Le cadre théorique du cancer colorectal révèle que l’instabilité des microsatellites, présente dans 15% des cas, transforme notre compréhension des diagnostics. Cette recherche met en lumière des implications pronostiques et thérapeutiques cruciales, suscitant un intérêt croissant pour le statut MSI dans la classification des tumeurs.
Chapitre II : Le cancer colorectal
Généralités
Le cancer colorectal (CCR) est le cancer le plus fréquent du tube digestif. Il résulte de l’accumulation des mutations dans différents gènes au sein des cellules constitutives de la couche la plus interne de la paroi colique, la muqueuse. Ces mutations sont responsables de la prolifération excessive et anarchique de ces cellules qui aboutit à la formation de petites tumeurs initialement bénignes appelées adénomes ou polypes adénomateux (Aran et al., 2016).
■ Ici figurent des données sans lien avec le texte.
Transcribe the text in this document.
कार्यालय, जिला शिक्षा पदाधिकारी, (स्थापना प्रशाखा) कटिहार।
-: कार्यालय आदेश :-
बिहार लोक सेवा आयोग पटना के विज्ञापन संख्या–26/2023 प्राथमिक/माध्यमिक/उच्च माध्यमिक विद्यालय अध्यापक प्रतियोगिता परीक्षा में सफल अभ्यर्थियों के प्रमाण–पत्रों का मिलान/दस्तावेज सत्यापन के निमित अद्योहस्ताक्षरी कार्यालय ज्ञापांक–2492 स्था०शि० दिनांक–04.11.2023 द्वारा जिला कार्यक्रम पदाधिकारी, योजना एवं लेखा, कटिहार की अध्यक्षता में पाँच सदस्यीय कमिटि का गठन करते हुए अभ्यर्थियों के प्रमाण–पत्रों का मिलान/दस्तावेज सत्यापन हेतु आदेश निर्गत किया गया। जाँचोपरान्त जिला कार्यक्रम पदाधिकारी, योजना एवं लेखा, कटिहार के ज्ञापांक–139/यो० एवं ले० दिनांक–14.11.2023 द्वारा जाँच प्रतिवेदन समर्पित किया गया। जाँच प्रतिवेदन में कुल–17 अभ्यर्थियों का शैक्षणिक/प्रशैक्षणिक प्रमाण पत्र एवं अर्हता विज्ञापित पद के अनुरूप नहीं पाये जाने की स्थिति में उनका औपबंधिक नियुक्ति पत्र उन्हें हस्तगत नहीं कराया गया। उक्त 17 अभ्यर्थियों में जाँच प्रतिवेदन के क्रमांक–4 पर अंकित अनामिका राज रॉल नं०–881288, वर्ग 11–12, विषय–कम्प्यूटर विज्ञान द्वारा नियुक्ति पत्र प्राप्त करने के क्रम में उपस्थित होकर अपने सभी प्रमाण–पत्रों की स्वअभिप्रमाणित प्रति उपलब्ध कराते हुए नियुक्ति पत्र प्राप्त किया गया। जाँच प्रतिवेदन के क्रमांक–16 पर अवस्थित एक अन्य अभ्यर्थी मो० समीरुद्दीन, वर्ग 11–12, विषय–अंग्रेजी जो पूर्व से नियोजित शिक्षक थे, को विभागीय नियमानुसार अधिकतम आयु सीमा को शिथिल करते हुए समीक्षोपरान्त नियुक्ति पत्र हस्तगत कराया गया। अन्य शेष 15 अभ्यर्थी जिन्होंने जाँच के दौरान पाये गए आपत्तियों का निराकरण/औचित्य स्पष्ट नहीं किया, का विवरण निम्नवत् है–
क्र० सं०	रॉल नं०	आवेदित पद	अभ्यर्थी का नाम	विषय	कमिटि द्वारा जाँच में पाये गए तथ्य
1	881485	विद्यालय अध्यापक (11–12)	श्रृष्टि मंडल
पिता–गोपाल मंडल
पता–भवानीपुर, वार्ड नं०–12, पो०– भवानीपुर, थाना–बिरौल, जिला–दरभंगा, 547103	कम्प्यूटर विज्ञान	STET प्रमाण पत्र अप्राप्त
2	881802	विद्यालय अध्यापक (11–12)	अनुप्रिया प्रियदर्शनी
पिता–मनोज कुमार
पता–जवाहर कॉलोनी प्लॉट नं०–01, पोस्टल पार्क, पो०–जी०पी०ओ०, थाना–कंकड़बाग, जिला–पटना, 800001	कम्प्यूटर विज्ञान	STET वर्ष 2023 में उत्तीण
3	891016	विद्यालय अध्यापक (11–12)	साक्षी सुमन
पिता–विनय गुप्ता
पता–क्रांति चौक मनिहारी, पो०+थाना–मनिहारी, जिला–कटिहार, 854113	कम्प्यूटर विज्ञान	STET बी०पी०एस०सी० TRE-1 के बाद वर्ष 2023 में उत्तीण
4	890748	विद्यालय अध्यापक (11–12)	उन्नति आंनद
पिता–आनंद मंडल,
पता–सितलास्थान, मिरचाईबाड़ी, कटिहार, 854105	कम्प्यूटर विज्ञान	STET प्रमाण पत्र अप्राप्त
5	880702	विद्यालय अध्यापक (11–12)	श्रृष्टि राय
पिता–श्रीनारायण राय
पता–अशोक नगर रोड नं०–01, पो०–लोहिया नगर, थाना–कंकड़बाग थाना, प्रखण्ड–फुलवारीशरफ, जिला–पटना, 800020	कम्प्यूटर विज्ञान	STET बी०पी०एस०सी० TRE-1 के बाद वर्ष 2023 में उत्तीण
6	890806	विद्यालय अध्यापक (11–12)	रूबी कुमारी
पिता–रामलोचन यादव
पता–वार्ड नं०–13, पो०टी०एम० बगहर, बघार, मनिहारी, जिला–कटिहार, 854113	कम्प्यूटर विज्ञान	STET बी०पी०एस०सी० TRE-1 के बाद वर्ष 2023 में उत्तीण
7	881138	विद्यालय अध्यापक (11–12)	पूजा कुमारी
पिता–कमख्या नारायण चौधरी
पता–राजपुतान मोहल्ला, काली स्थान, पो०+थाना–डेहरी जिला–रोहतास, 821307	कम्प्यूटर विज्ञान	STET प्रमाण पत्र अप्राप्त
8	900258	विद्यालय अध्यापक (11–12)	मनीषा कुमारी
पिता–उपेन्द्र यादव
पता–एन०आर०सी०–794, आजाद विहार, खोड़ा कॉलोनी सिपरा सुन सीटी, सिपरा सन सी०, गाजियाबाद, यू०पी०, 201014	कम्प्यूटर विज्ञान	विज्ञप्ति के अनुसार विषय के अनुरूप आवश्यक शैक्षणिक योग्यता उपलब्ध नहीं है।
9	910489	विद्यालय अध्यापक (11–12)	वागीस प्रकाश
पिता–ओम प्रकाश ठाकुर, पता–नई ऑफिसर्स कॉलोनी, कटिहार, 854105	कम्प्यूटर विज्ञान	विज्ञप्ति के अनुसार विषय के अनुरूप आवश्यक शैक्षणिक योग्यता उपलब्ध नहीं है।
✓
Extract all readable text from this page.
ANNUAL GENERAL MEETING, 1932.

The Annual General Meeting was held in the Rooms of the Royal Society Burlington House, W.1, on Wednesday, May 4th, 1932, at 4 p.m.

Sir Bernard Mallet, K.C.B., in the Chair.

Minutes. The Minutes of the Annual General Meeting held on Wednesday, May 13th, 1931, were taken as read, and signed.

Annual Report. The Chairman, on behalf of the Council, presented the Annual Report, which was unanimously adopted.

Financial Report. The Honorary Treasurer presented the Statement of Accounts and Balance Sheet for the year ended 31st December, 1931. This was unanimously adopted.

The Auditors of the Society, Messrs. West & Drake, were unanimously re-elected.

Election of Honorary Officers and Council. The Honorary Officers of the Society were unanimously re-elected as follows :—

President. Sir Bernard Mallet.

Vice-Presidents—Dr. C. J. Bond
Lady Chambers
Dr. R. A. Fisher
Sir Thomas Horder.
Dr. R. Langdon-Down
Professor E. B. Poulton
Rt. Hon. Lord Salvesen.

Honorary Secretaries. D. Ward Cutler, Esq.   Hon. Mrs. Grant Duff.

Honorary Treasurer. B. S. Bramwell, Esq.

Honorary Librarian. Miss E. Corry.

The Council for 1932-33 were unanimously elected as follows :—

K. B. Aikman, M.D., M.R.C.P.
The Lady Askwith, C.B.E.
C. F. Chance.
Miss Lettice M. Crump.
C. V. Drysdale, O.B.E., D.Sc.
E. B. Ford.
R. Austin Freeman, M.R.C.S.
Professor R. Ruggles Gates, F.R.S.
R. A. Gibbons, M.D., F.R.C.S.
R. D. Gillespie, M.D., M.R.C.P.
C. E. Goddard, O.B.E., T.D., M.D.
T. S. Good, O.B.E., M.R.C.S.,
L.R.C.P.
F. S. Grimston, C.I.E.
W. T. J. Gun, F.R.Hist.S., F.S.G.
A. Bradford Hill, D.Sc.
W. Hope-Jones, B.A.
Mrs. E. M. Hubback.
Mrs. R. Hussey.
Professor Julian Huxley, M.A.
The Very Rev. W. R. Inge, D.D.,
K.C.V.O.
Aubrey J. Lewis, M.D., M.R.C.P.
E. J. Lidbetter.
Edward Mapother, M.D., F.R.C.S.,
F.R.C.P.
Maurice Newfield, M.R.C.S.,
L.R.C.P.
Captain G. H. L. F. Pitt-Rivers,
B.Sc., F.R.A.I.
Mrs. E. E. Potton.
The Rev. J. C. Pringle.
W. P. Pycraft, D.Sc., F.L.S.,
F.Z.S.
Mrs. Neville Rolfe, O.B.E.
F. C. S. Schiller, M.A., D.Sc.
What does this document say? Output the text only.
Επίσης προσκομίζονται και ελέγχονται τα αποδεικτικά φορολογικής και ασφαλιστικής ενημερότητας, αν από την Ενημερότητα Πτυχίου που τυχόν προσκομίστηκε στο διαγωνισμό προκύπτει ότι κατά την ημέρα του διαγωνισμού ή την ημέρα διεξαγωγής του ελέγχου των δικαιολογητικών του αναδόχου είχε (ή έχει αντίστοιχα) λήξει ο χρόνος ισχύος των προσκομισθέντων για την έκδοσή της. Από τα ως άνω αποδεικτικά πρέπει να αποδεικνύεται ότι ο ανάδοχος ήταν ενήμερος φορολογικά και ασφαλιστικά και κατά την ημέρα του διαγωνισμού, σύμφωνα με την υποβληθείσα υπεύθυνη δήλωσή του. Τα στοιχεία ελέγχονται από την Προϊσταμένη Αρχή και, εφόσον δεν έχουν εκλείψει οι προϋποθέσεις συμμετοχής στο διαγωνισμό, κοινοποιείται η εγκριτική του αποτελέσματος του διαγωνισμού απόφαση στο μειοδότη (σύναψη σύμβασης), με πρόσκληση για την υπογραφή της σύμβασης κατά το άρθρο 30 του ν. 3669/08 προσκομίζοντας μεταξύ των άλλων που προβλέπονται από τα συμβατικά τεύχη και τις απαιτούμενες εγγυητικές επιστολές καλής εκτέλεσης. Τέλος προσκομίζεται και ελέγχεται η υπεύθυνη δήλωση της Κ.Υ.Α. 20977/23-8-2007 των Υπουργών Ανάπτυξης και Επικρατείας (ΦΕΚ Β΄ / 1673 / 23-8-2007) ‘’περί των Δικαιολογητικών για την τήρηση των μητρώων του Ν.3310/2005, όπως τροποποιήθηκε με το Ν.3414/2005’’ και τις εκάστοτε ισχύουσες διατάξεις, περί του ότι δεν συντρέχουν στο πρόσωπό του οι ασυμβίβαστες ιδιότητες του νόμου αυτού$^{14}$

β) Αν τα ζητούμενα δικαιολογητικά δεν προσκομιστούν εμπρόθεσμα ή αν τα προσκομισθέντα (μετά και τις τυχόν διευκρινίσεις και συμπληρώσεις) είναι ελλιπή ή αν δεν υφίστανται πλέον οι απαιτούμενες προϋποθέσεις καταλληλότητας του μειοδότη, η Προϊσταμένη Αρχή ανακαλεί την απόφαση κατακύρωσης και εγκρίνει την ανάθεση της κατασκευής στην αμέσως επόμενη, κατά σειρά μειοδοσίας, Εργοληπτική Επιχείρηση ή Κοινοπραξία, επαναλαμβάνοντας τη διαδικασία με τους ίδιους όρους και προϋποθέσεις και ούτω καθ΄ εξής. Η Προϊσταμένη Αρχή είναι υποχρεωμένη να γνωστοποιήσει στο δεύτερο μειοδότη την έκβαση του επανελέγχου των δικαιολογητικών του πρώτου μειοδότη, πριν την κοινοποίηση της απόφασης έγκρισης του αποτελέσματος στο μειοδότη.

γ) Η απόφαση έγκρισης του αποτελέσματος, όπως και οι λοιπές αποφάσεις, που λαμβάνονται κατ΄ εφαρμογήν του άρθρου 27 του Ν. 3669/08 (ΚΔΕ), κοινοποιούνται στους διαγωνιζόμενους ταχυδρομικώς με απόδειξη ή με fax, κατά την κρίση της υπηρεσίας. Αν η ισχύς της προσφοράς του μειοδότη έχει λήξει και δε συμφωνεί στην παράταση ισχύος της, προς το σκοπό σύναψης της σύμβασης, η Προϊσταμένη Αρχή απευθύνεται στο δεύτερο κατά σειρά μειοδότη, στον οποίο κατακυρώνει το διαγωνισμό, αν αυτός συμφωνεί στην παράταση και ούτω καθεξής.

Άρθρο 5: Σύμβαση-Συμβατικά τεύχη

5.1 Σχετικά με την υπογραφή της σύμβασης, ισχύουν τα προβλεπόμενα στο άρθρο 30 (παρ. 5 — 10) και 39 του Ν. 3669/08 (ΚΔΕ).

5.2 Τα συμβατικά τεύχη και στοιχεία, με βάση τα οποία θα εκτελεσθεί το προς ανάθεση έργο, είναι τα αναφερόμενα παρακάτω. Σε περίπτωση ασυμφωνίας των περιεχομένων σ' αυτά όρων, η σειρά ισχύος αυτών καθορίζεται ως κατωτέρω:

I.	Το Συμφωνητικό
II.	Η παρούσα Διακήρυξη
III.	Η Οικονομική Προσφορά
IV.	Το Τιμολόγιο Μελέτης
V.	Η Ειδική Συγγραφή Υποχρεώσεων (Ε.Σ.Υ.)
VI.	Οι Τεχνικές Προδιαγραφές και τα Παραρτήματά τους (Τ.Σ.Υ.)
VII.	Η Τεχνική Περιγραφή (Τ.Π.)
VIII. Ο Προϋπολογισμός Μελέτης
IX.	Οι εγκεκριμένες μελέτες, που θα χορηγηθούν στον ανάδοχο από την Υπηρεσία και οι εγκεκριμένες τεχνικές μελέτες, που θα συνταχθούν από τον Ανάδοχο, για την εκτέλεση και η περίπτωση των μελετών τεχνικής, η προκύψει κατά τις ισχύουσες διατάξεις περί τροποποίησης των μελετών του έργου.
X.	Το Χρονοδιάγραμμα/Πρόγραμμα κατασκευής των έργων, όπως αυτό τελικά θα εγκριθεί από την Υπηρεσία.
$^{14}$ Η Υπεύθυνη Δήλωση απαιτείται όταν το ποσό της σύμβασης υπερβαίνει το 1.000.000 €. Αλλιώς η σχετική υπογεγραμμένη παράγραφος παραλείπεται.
Ces polypes peuvent se transformer secondairement en tumeurs malignes, cancéreuses appelée adénocarcinomes (ADK) ; qui ont la capacité d’infiltrer progressivement l’épaisseur de la paroi colique puis de diffuser à distance du côlon pour donner naissance à des métastases par envahissement des vaisseaux sanguins et/ou lymphatiques. Plusieurs années d’évolution sont nécessaires pour qu’un petit adénome se transforme éventuellement en un cancer invasif (Simon, 2016; Johnston and Carey, 2020).
Épidémiologie
Incidences et prévalences
D’après les estimations du GLOBOCAN 2018, 18078957 cas de cancer ont été enregistrés chez les deux sexes, dont 1849518 (10,2% de tous les cancers) étaient liés au cancer colorectal. Selon les résultats, 880792 décès (9,2%) étaient liés au cancer colorectal. Par conséquent, le cancer colorectal a été identifié comme le troisième cancer le plus fréquent et la deuxième cause de décès par cancer en 2018.
Le CCR est le deuxième cancer le plus fréquent chez les femmes après le cancer de siens avec 823303 cas et le troisième cancer le plus fréquent chez l’homme après les cancers de poumon et de prostate avec 1026215 cas. Compte tenu des estimations démographiques, le fardeau mondial du CCR devrait augmenter de 60% et atteindre plus de 2,2 millions de nouveaux cas et 1,1 million de décès d’ici 2030.
Les cancers colorectaux sont inégalement répartis dans le monde. L’incidence la plus élevée de cancer colorectal était enregistrée dans le continent asiatique avec 957896 cas (51,8%) et l’incidence la plus faible dans le continent océanien avec 22332 cas (1,2%). En outre, le taux de mortalité le plus élevé était en Asie avec 461422 cas (72,4%) tandis que le plus bas était en Océanie avec 8066 cas (0,92%).
Les résultats ont montré que l’incidence la plus élevée de cancer colorectal était observée chez les hommes (41,7 pour 100 000) et les femmes (32,1 pour 100 000) en Australie et en Nouvelle-Zélande. L’incidence la plus faible de cancer colorectal chez les hommes (1,6 sur 100 000) et chez les femmes (3,8 sur 100 000) se situe en Asie du Sud-Centre (Fig. 4) (Ferlay et al., 2019).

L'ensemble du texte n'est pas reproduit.